FRIA (valutazione d'impatto sui diritti fondamentali)
La FRIA (dall'inglese Fundamental Rights Impact Assessment, in italiano valutazione d'impatto sui diritti fondamentali) è l'analisi che alcuni deployer di sistemi di IA ad alto rischio devono svolgere prima di mettere in uso il sistema, per capire quali effetti può avere sui diritti delle persone, come previsto dall'art. 27 del Regolamento UE 2024/1689. A differenza della valutazione d'impatto sulla protezione dei dati (la DPIA del GDPR), che guarda solo alla privacy e ai dati personali, la FRIA guarda all'intero ventaglio dei diritti fondamentali, dalla non discriminazione alla dignità, e quindi non sostituisce la DPIA ma la completa.
La FRIA è uno degli obblighi più particolari dell'AI Act, perché non ricade sul fornitore che costruisce il sistema ma sul deployer, cioè su chi lo usa nella propria attività. L'art. 27 del Regolamento UE 2024/1689 non la chiede a tutti. La devono fare tre categorie, riferite ai sistemi ad alto rischio dell'Allegato III con l'esclusione di quelli destinati al settore delle infrastrutture critiche (Allegato III punto 2).
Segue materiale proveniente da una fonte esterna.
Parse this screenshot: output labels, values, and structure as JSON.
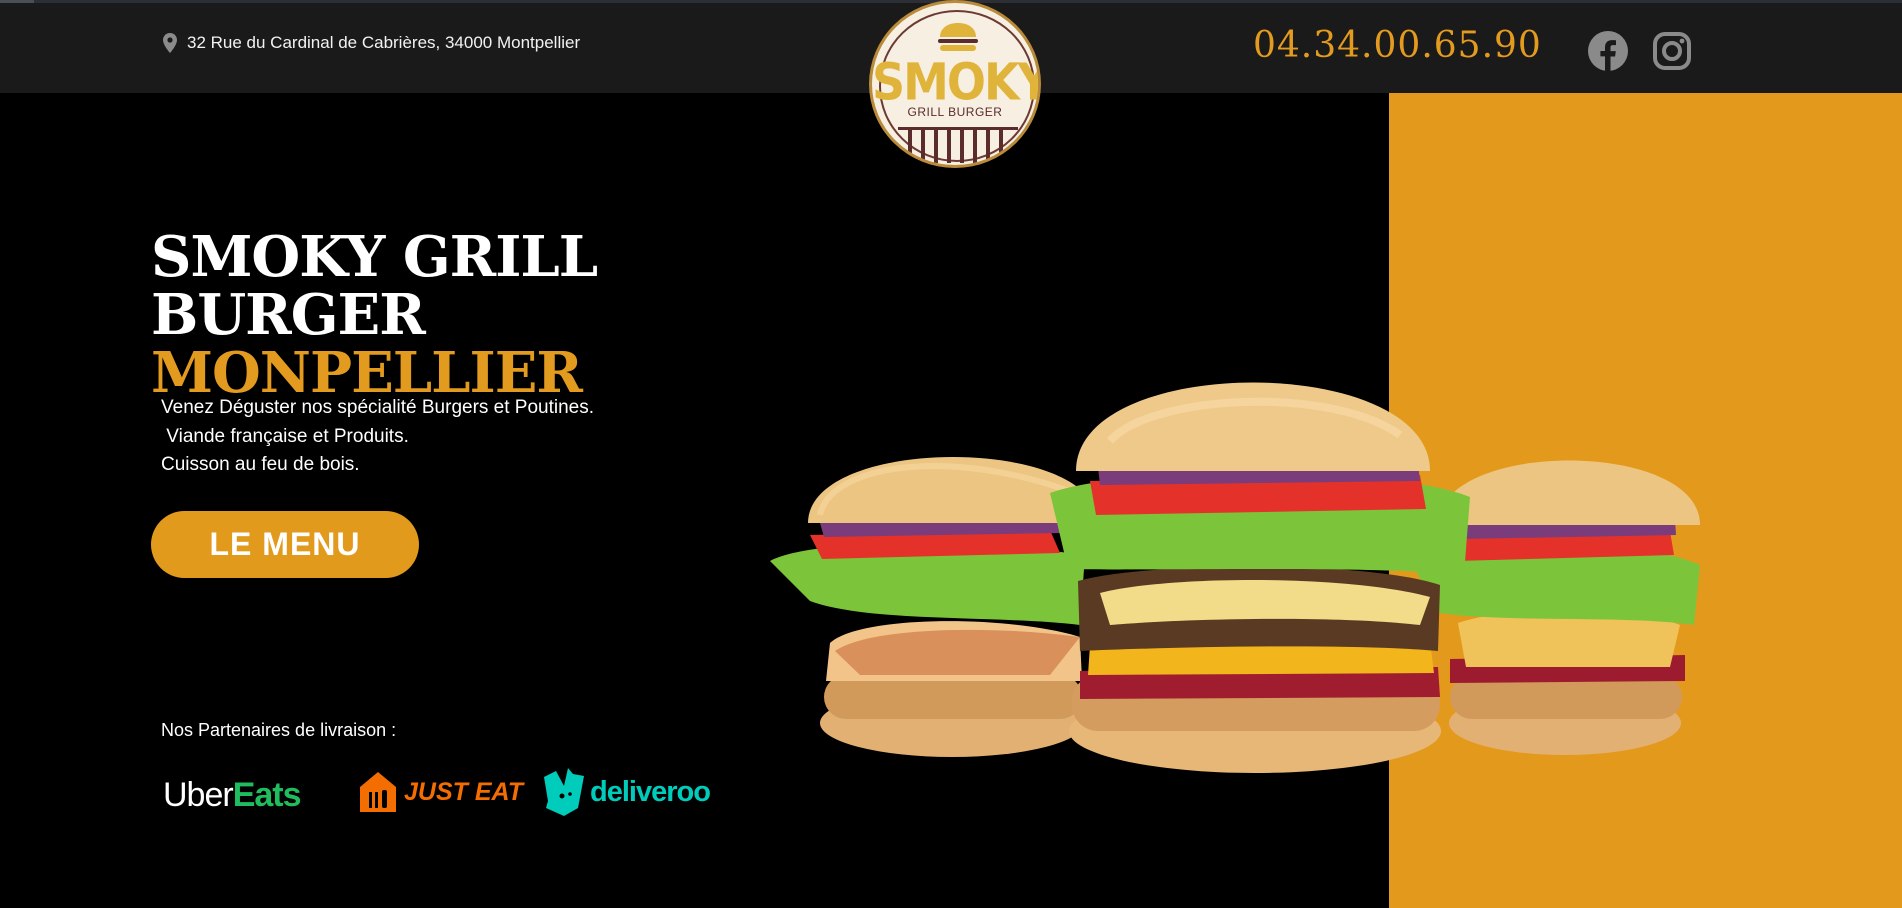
{
  "header": {
    "address": "32 Rue du Cardinal de Cabrières, 34000 Montpellier",
    "phone": "04.34.00.65.90",
    "social": [
      "facebook-icon",
      "instagram-icon"
    ]
  },
  "logo": {
    "wordmark": "SMOKY",
    "subtitle": "GRILL BURGER"
  },
  "hero": {
    "title_line1": "SMOKY GRILL",
    "title_line2": "BURGER",
    "title_accent": "MONPELLIER",
    "tagline": "Venez Déguster nos spécialité Burgers et Poutines.\n Viande française et Produits.\nCuisson au feu de bois.",
    "menu_button": "LE MENU",
    "image": "three-burgers-image"
  },
  "partners": {
    "label": "Nos Partenaires de livraison :",
    "uber_part1": "Uber",
    "uber_part2": "Eats",
    "justeat": "JUST EAT",
    "deliveroo": "deliveroo"
  },
  "colors": {
    "accent": "#e39b1f",
    "header_bg": "#1a1a1a",
    "uber_green": "#1fbd5e",
    "justeat_orange": "#f36d00",
    "deliveroo_teal": "#00ccbc"
  }
}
La prima categoria è quella dei deployer che sono organismi di diritto pubblico, vale a dire enti e amministrazioni che agiscono in veste pubblica. La seconda è quella dei deployer privati che erogano servizi pubblici, per esempio chi gestisce sanità, istruzione o servizi essenziali per conto della collettività. La terza riguarda chiunque, pubblico o privato, usi un sistema ad alto rischio per valutare il merito creditizio delle persone (il famoso credit scoring) oppure per la valutazione del rischio e la determinazione dei prezzi nelle assicurazioni sulla vita e malattia. Sono i punti 5, lettere b) e c) dell'Allegato III.
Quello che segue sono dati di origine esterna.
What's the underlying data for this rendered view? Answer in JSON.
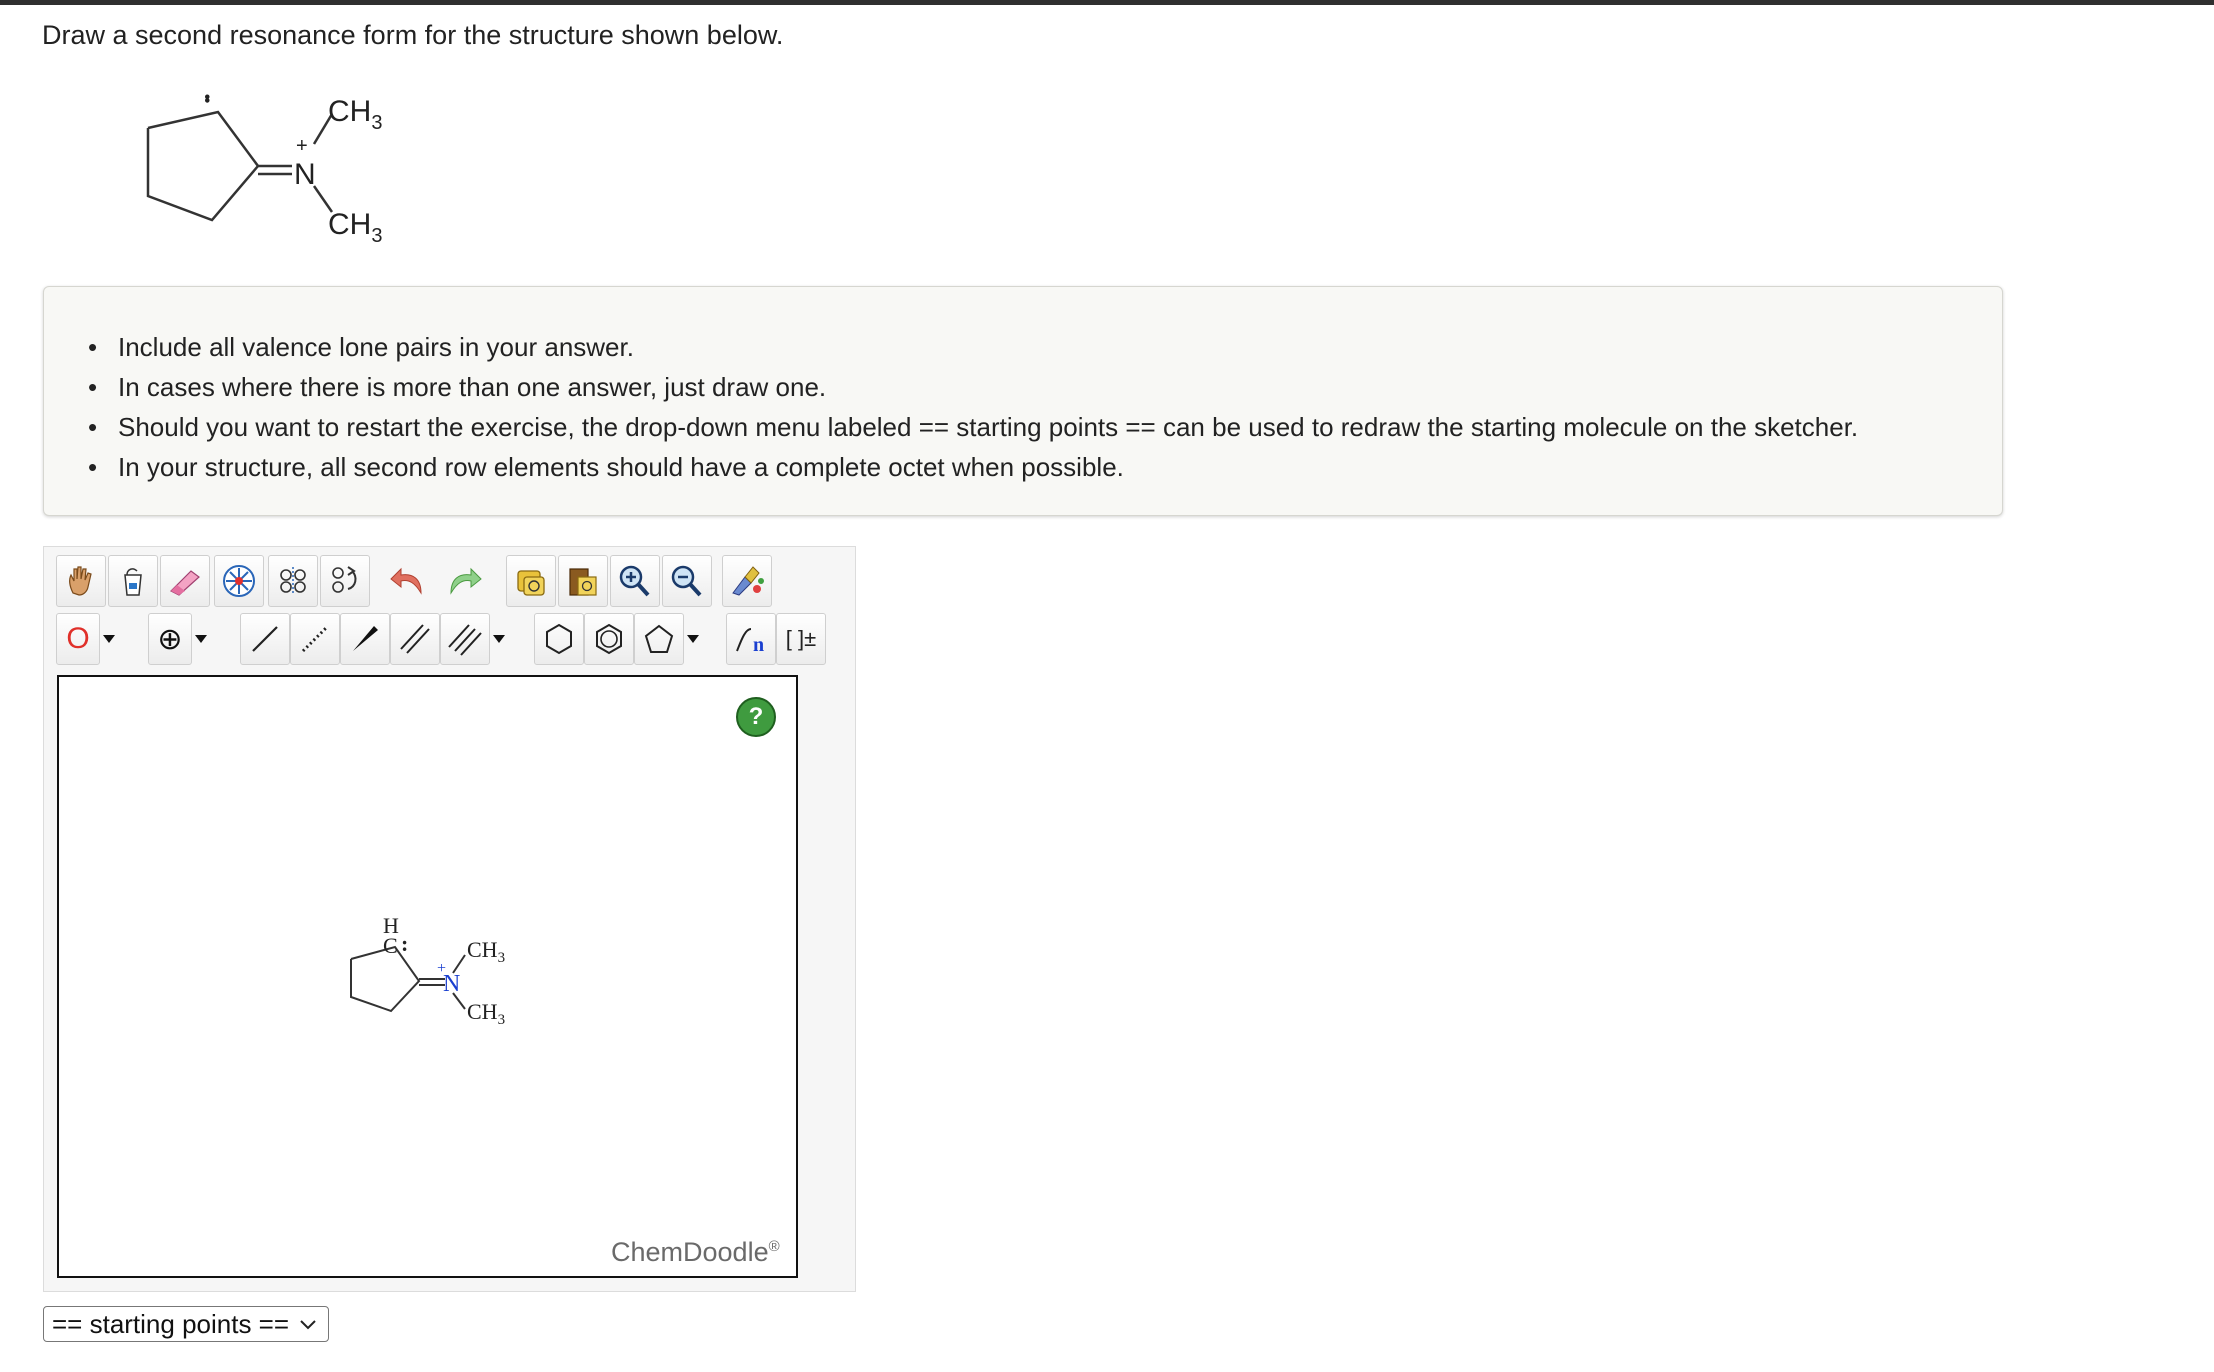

Vediamo cosa contiene, in concreto, questa analisi. L'art. 27 elenca sei elementi. Serve una descrizione dei processi aziendali in cui il sistema verrà usato, coerente con la sua finalità. Va indicato l'arco di tempo e la frequenza con cui si prevede di usarlo. Vanno individuate le categorie di persone e di gruppi che potrebbero esserne toccate. Occorre mettere a fuoco i rischi specifici di danno per quelle persone, che è il cuore del lavoro. Va descritto come si applica la sorveglianza umana, seguendo le istruzioni per l'uso. Infine vanno indicate le misure da adottare se quei rischi si concretizzano, comprese le regole interne di governance e i canali per ricevere reclami.
Finita l'analisi, non resta nel cassetto. L'art. 27, paragrafo 3, prevede che il deployer notifichi i risultati all'autorità di vigilanza del mercato, presentando il modello compilato. Per facilitare il compito, lo stesso articolo affida all'Ufficio per l'IA (AI Office) il compito di elaborare un modello di questionario, anche tramite uno strumento automatico. C'è anche un caso di esenzione dall'obbligo di notifica, previsto per l'ipotesi dell'art. 46, paragrafo 1. La logica è quella raccontata nel Considerando 96. Un sistema ad alto rischio può incidere sui diritti delle persone in modi che chi lo costruisce non sempre vede, perché dipendono dal contesto d'uso, e per questo la valutazione tocca a chi lo mette in funzione sul campo.
Un punto da non confondere. La FRIA si concentra sui diritti delle persone, non sulla conformità tecnica del sistema, che resta responsabilità del fornitore con la valutazione di conformità. Se per lo stesso trattamento hai già fatto la DPIA del GDPR, la FRIA si aggancia a quella e ne integra la parte sui diritti fondamentali, senza ripartire da zero. Va tenuto presente il quadro temporale. Nel testo vigente del Regolamento UE 2024/1689 gli obblighi sui sistemi ad alto rischio dell'Allegato III, FRIA inclusa, si applicano dal 2 agosto 2026. Il pacchetto Digital Omnibus on AI è stato adottato in via definitiva dal Consiglio il 29 giugno 2026, ed è oggi il Regolamento (UE) 2026/1744, in vigore dal 27 luglio 2026. È quindi efficace il rinvio dell'applicazione dei sistemi ad alto rischio autonomi dell'Allegato III al 2 dicembre 2027, con cui slitta anche la FRIA collegata. La data di riferimento è quindi il 2 dicembre 2027, e conviene comunque prepararsi per tempo.